We called ourselves the fristers …

more than friends,

not quite sisters.

We lost some.

Some retired.

But we’re still connected, deeply, all these years later.

What could you create?

Remember: it’s not always about removing people from your life.

Sometimes it’s about less time with some, more with others, and adding new rooms you walk into … where the people there carry the quality of life you’re reaching for.

*****

In this past season of my life, I walked through the valley of the shadow of death that we call trauma — again.

Along with healing, I had to recreate where and with whom, I was spending my time.

But I’m back.

Stronger than ever.

Carrying more of myself than I have in a long time.
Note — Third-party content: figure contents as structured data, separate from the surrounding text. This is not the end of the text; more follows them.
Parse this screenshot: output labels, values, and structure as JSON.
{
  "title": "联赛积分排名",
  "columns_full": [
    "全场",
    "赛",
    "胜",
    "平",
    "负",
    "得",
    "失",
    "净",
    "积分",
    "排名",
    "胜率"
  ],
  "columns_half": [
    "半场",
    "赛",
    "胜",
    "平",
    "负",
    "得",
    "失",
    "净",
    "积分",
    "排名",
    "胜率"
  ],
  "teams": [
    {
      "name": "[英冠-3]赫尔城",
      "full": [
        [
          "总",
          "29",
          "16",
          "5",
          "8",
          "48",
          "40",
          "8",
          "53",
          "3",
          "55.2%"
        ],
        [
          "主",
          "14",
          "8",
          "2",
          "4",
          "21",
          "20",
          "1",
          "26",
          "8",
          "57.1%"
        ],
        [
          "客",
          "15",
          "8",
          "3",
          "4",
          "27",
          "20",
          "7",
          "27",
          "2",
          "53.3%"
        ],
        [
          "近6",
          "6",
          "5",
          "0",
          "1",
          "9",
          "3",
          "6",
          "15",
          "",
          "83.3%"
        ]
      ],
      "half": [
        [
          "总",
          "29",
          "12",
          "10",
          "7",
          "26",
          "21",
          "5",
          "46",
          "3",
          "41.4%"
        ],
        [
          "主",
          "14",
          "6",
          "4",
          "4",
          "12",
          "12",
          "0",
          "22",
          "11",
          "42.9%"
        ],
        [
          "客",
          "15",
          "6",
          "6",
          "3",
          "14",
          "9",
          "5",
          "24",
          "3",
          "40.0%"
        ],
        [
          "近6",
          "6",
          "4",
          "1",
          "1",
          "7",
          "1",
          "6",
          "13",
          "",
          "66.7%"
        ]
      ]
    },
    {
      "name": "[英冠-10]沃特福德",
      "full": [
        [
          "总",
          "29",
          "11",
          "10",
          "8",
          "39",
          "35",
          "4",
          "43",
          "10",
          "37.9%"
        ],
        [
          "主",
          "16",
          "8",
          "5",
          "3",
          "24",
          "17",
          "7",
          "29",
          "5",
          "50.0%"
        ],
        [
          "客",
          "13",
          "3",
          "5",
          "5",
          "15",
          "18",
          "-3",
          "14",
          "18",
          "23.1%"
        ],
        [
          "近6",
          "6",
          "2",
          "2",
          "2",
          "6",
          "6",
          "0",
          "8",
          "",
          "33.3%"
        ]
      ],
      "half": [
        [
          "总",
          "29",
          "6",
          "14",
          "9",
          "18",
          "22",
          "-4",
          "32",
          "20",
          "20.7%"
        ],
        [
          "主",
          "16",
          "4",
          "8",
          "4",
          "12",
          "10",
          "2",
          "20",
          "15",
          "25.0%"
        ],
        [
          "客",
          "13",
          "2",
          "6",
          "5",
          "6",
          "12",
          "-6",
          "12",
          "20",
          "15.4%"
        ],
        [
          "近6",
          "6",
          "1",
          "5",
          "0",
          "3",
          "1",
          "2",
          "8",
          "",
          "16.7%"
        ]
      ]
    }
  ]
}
And it’s part of what’s led me to relaunch C-SPA — the Coaches’ Summit of Partnership & Accountability.

A place where people who refuse to live ordinary lives gather.

Where they bring …

their wisdom,

their knowledge,

their hearts,

their contribution.

Where the proximity itself does some of the work.

Proximity is power.

And in that room, people will thrive.

They will grow.

They will contribute.

They will give back.

They will leave a legacy.

If you’re a graduate of my training and you want to come into that room with me — doors open Tuesday, May 27.

I’ll share more this weekend.

For now, here’s the question to sit with:

Who are the 10 people you spend the most time with —

and are they helping you become all you were created to be?

 

If not … get intentional!

Change it!

Because you will change them and they will change you!

Faith creates faith and that trust creates the courage to change our environment.